Furthermore, recent studies attempted to exploit the potential of graph neural network in modelling the interrelation between the events and stocks. For example, the study [74][89] proposed a relational event-driven stock trend forecasting (REST) framework to capture the stock-dependent influence and Cross-stock influence. Their study observed that the effect of an event is having a couple of properties in practice. Firstly, the event effect is varying on stocks connected with different relations. Secondly, the event effect is having a dynamic propagation strength between two stocks. Thirdly, the event effect could take a multi-hop propagation across the stocks. Based on this, their study proposed REST with three distinct components namely (1) Event information encoder to compute the event representation, (2) Stock context Encoder to model the stock context information, and (3) Graph convolutional network to capture the stock-dependent and cross-stock influence for stock trend prediction.
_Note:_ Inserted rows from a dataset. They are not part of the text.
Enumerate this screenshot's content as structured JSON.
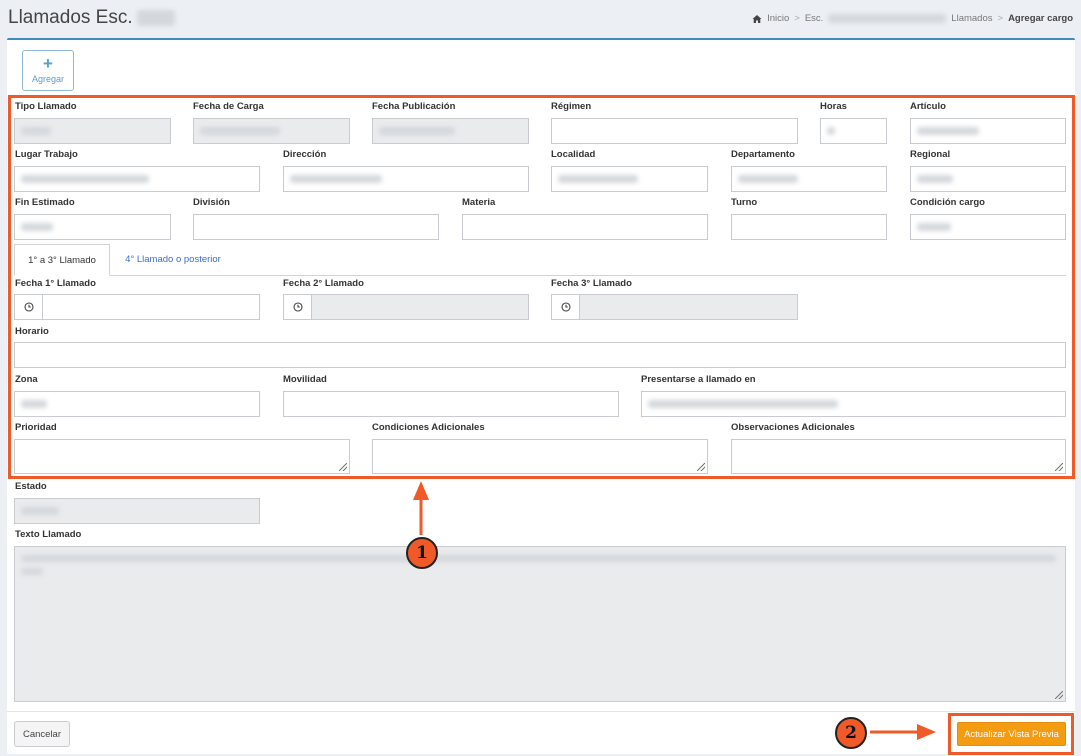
{
  "header": {
    "title": "Llamados Esc.",
    "breadcrumb": [
      "Inicio",
      "Esc.",
      "Llamados",
      "Agregar cargo"
    ]
  },
  "toolbar": {
    "add_label": "Agregar"
  },
  "form": {
    "tipo_llamado": "Tipo Llamado",
    "fecha_carga": "Fecha de Carga",
    "fecha_carga_value": "20/05/2022 09:20",
    "fecha_publicacion": "Fecha Publicación",
    "fecha_publicacion_value": "20/05/2022 09:22",
    "regimen": "Régimen",
    "horas": "Horas",
    "horas_value": "3",
    "articulo": "Artículo",
    "articulo_value": "Cargo vacante",
    "lugar_trabajo": "Lugar Trabajo",
    "direccion": "Dirección",
    "localidad": "Localidad",
    "departamento": "Departamento",
    "regional": "Regional",
    "fin_estimado": "Fin Estimado",
    "fin_estimado_value": "C.Dueño",
    "division": "División",
    "materia": "Materia",
    "turno": "Turno",
    "condicion_cargo": "Condición cargo",
    "tabs": [
      "1° a 3° Llamado",
      "4° Llamado o posterior"
    ],
    "fecha_1": "Fecha 1° Llamado",
    "fecha_2": "Fecha 2° Llamado",
    "fecha_3": "Fecha 3° Llamado",
    "horario": "Horario",
    "zona": "Zona",
    "movilidad": "Movilidad",
    "presentarse": "Presentarse a llamado en",
    "presentarse_value": "Presentarse en GEM PAD - Llamado Virtual",
    "prioridad": "Prioridad",
    "condiciones_adicionales": "Condiciones Adicionales",
    "observaciones_adicionales": "Observaciones Adicionales",
    "estado": "Estado",
    "estado_value": "Pendiente",
    "texto_llamado": "Texto Llamado"
  },
  "footer": {
    "cancel_label": "Cancelar",
    "preview_label": "Actualizar Vista Previa"
  },
  "annotations": {
    "marker_1": "1",
    "marker_2": "2"
  },
  "colors": {
    "highlight": "#f05a28",
    "preview_button": "#f39c12",
    "box_top_border": "#3c8dbc",
    "tab_link": "#3a6fc4"
  }
}
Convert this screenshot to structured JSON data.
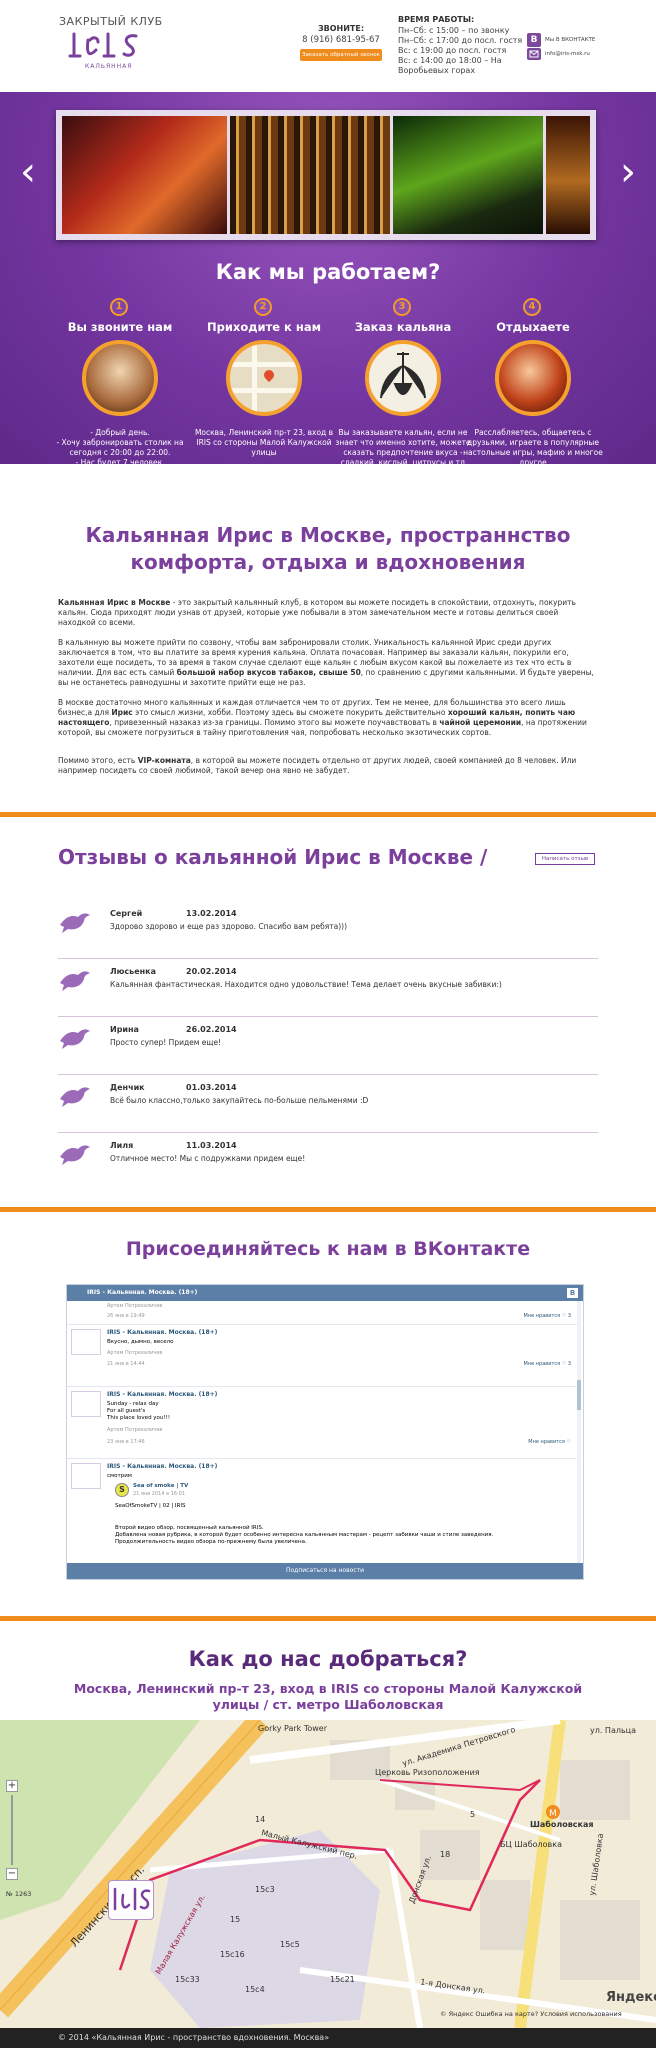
{
  "header": {
    "club_label": "ЗАКРЫТЫЙ КЛУБ",
    "logo_text": "Iris",
    "logo_sub": "КАЛЬЯННАЯ",
    "call_label": "ЗВОНИТЕ:",
    "phone": "8 (916) 681-95-67",
    "callback_button": "Заказать обратный звонок",
    "hours_title": "ВРЕМЯ РАБОТЫ:",
    "hours": [
      "Пн–Сб: с 15:00 – по звонку",
      "Пн–Сб: с 17:00 до посл. гостя",
      "Вс: с 19:00 до посл. гостя",
      "Вс: с 14:00 до 18:00 – На Воробьевых горах"
    ],
    "vk_icon_letter": "В",
    "vk_text": "Мы В ВКОНТАКТЕ",
    "email": "info@iris-msk.ru"
  },
  "slider": {
    "prev": "‹",
    "next": "›"
  },
  "how": {
    "title": "Как мы работаем?",
    "steps": [
      {
        "num": "1",
        "title": "Вы звоните нам",
        "text": "- Добрый день.\n- Хочу забронировать столик на сегодня с 20:00 до 22:00.\n- Нас будет 7 человек."
      },
      {
        "num": "2",
        "title": "Приходите к нам",
        "text": "Москва, Ленинский пр-т 23, вход в IRIS со стороны Малой Калужской улицы"
      },
      {
        "num": "3",
        "title": "Заказ кальяна",
        "text": "Вы заказываете кальян, если не знает что именно хотите, можете сказать предпочтение вкуса - сладкий, кислый, цитрусы и тд"
      },
      {
        "num": "4",
        "title": "Отдыхаете",
        "text": "Расслабляетесь, общаетесь с друзьями, играете в популярные настольные игры, мафию и многое другое"
      }
    ]
  },
  "about": {
    "title": "Кальянная Ирис в Москве, пространнство комфорта, отдыха и вдохновения",
    "p1_bold": "Кальянная Ирис в Москве",
    "p1": " - это закрытый кальянный клуб, в котором вы можете посидеть в спокойствии, отдохнуть, покурить кальян. Сюда приходят люди узнав от друзей, которые уже побывали в этом замечательном месте и готовы делиться своей находкой со всеми.",
    "p2_a": "В кальянную вы можете прийти по созвону, чтобы вам забронировали столик. Уникальность кальянной Ирис среди других заключается в том, что вы платите за время курения кальяна. Оплата почасовая. Например вы заказали кальян, покурили его, захотели еще посидеть, то за время в таком случае сделают еще кальян с любым вкусом какой вы пожелаете из тех что есть в наличии. Для вас есть самый ",
    "p2_bold": "большой набор вкусов табаков, свыше 50",
    "p2_b": ", по сравнению с другими кальянными. И будьте уверены, вы не останетесь равнодушны и захотите прийти еще не раз.",
    "p3_a": "В москве достаточно много кальянных и каждая отличается чем то от других. Тем не менее, для большинства это всего лишь бизнес,а для ",
    "p3_bold1": "Ирис",
    "p3_b": " это смысл жизни, хобби. Поэтому здесь вы сможете покурить действительно ",
    "p3_bold2": "хороший кальян, попить чаю настоящего",
    "p3_c": ", привезенный назаказ из-за границы. Помимо этого вы можете поучавствовать в ",
    "p3_bold3": "чайной церемонии",
    "p3_d": ", на протяжении которой, вы сможете погрузиться в тайну приготовления чая, попробовать несколько экзотических сортов.",
    "p4_a": "Помимо этого, есть ",
    "p4_bold": "VIP-комната",
    "p4_b": ", в которой вы можете посидеть отдельно от других людей, своей компанией до 8 человек. Или например посидеть со своей любимой, такой вечер она явно не забудет."
  },
  "reviews": {
    "title": "Отзывы о кальянной Ирис в Москве /",
    "write_button": "Написать отзыв",
    "items": [
      {
        "name": "Сергей",
        "date": "13.02.2014",
        "text": "Здорово здорово и еще раз здорово. Спасибо вам ребята)))"
      },
      {
        "name": "Люсьенка",
        "date": "20.02.2014",
        "text": "Кальянная фантастическая. Находится одно удовольствие! Тема делает очень вкусные забивки:)"
      },
      {
        "name": "Ирина",
        "date": "26.02.2014",
        "text": "Просто супер! Придем еще!"
      },
      {
        "name": "Денчик",
        "date": "01.03.2014",
        "text": "Всё было классно,только закупайтесь по-больше пельменями :D"
      },
      {
        "name": "Лиля",
        "date": "11.03.2014",
        "text": "Отличное место! Мы с подружками придем еще!"
      }
    ]
  },
  "vk": {
    "title": "Присоединяйтесь к нам в ВКонтакте",
    "header": "IRIS - Кальянная. Москва. (18+)",
    "b_letter": "В",
    "posts": [
      {
        "name": "IRIS - Кальянная. Москва. (18+)",
        "text": "Вкусно, дымно, весело",
        "author": "Артем Потрехаличев",
        "meta": "21 янв в 14:44",
        "like": "Мне нравится ♡ 3"
      },
      {
        "name": "IRIS - Кальянная. Москва. (18+)",
        "text": "Sunday - relax day\nFor all guest's\nThis place loved you!!!",
        "author": "Артем Потрехаличев",
        "meta": "23 янв в 17:46",
        "like": "Мне нравится ♡"
      },
      {
        "name": "IRIS - Кальянная. Москва. (18+)",
        "text": "смотрим",
        "repost": "Sea of smoke | TV",
        "repost_date": "21 янв 2014 в 16:01",
        "repost_sub": "SeaOfSmokeTV | 02 | IRIS",
        "body": "Второй видео обзор, посвященный кальянной IRIS.\nДобавлена новая рубрика, в которой будет особенно интересна кальянным мастерам - рецепт забивки чаши и стиле заведения.\nПродолжительность видео обзора по-прежнему была увеличена."
      }
    ],
    "top_author": "Артем Потрехаличев",
    "top_meta": "26 янв в 19:49",
    "top_like": "Мне нравится ♡ 3",
    "join": "Подписаться на новости"
  },
  "directions": {
    "title": "Как до нас добраться?",
    "address": "Москва, Ленинский пр-т 23, вход в IRIS со стороны Малой Калужской улицы / ст. метро Шаболовская"
  },
  "map": {
    "labels": [
      "Gorky Park Tower",
      "ул. Академика Петровского",
      "Церковь Ризоположения",
      "Ленинский просп.",
      "Малый Калужский пер.",
      "Малая Калужская ул.",
      "Донская ул.",
      "Шаболовская",
      "ул. Шаболовка",
      "ул. Лусовая",
      "1-я Донская ул.",
      "БЦ Шаболовка",
      "ул. Пальца"
    ],
    "building_numbers": [
      "15",
      "15с3",
      "15с16",
      "15с5",
      "15с4",
      "14",
      "15с33",
      "15с21",
      "18",
      "5",
      "12",
      "7",
      "8",
      "18с2",
      "16"
    ],
    "zoom_plus": "+",
    "zoom_minus": "−",
    "scale": "№ 1263",
    "yandex": "Яндекс",
    "copyright": "© Яндекс   Ошибка на карте?  Условия использования"
  },
  "footer": {
    "text": "© 2014 «Кальянная Ирис - пространство вдохновения. Москва»"
  },
  "colors": {
    "purple": "#7b3f9c",
    "orange": "#ef8c1d",
    "vk_blue": "#5b7fa6"
  }
}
On the other hand, the study [75][90] highlighted that the event impact might have different speeds across different stocks. This might cause co-movement, yet the movement is asynchronous over time which is known as lead-lag effect. For instance, “Qualcomn suites against Apple” may have a direct impact on both companies but will also influence the upstream and downstream-related companies. Based on this, the study [75][90] proposed a multi-modality graph neural network (MAGNN) with inter-modality sources attention and inner-modality graph attention to capture the complex relation between multimodality sources. The multi-modality sources such as historical prices, News, and events, along with a knowledge graph are employed as input to predict the financial time series.